Major drivers of price growth in red-hot markets

A senior economist provides the three factors (apart from foreign investors) chiefly responsible for the ever-growing housing prices in Toronto and Vancouver

Recent official statements and regulatory changes have placed the spotlight on the major role of overseas investors in driving up Canadian real estate prices, but Bank of Montreal senior economist Robert Kavcic thinks that factors closer to home are at play.
 
Kavcic noted that while it’s easy to blame overseas capital for the exorbitant housing prices in high-demand, high-volume markets like Toronto and Vancouver, it is a sorely misguided assumption.
 
“Sure, all anecdotes suggest they are playing a role in some neighbourhoods — we just don’t know exactly how big that role is.
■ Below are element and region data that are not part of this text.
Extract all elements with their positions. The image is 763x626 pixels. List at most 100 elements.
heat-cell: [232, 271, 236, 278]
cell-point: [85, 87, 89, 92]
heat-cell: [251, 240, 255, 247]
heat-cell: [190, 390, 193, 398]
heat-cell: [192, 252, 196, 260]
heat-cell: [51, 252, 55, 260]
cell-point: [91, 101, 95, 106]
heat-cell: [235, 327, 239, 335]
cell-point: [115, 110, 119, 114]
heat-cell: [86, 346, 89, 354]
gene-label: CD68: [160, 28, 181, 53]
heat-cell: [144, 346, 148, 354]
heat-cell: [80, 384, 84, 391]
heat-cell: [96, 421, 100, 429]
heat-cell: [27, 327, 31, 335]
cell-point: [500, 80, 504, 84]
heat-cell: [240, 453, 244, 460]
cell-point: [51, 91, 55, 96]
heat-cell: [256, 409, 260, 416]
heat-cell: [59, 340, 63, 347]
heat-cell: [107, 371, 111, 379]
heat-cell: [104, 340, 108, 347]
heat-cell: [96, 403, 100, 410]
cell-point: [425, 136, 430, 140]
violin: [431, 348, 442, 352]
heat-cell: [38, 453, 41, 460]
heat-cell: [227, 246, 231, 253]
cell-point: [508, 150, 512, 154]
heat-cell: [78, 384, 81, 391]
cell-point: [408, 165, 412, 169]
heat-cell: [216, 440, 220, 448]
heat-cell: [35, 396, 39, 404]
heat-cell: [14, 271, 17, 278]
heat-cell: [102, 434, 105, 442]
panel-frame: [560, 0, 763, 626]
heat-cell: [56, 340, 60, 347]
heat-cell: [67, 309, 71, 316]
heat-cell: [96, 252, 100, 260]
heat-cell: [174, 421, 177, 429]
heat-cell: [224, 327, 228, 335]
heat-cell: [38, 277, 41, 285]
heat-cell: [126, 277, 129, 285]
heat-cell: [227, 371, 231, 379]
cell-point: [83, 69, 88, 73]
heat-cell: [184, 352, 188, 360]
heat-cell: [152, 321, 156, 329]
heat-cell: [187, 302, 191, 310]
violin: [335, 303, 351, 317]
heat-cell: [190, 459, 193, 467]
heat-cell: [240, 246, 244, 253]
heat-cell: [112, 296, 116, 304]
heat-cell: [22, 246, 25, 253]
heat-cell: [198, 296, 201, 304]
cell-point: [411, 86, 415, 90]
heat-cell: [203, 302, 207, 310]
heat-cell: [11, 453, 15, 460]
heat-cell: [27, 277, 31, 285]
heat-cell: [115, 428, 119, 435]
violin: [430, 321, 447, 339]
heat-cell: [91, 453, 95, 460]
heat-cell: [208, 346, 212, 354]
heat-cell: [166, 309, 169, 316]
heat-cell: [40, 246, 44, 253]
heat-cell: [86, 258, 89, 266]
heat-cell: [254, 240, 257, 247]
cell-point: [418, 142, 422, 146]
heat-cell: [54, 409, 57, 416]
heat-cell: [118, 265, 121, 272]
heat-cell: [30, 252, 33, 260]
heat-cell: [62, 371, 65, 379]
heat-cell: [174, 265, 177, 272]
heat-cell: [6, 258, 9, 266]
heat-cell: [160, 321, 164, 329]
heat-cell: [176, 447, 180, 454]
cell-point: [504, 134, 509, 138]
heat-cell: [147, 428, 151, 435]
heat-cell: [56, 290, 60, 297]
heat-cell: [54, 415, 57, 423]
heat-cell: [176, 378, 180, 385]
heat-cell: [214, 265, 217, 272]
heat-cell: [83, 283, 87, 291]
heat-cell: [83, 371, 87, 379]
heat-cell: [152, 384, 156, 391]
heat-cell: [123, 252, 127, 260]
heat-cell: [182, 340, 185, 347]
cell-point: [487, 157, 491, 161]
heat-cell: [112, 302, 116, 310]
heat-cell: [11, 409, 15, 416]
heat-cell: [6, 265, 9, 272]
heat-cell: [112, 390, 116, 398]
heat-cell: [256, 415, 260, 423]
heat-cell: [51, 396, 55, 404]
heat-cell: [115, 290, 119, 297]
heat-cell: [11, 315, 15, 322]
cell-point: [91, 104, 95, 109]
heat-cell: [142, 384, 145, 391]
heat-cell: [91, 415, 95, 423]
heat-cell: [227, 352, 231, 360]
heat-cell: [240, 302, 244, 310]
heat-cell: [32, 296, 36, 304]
What we do know is that the fundamentals right here are strong enough on their own to drive big price gains,” Kavcic told HuffPost Business Canada.
 
Among these drivers are the country’s mortgage rates, which are now at an historic low despite some hikes in large banks in the past few months.
 
“A five-year fixed mortgage is barely above the expected long-run inflation rate,” Kavcic observed. “The longer this lasts, the hotter these markets will burn.”
 
Another aspect to consider is the increased upward pressure on the Toronto and Vancouver housing sectors, brought about by a significant shift: More and more new owners are now in the 30-39 age group, while first-time buyers in the 25-34 bracket are getting increasingly rarer. Kavcic warned that while the present period is a boon for sellers and brokers, this situation is essentially a demographic time bomb that is set to hit housing markets hard starting 2018.
 
Most importantly, Kavcic pointed at the growing scarcity of space for new homes. In particular, the prevailing philosophy of building upward (not outward) in Vancouver, and the death of single-family homes in high-density Toronto, are stimulating intense consumer competition and price spikes in these areas.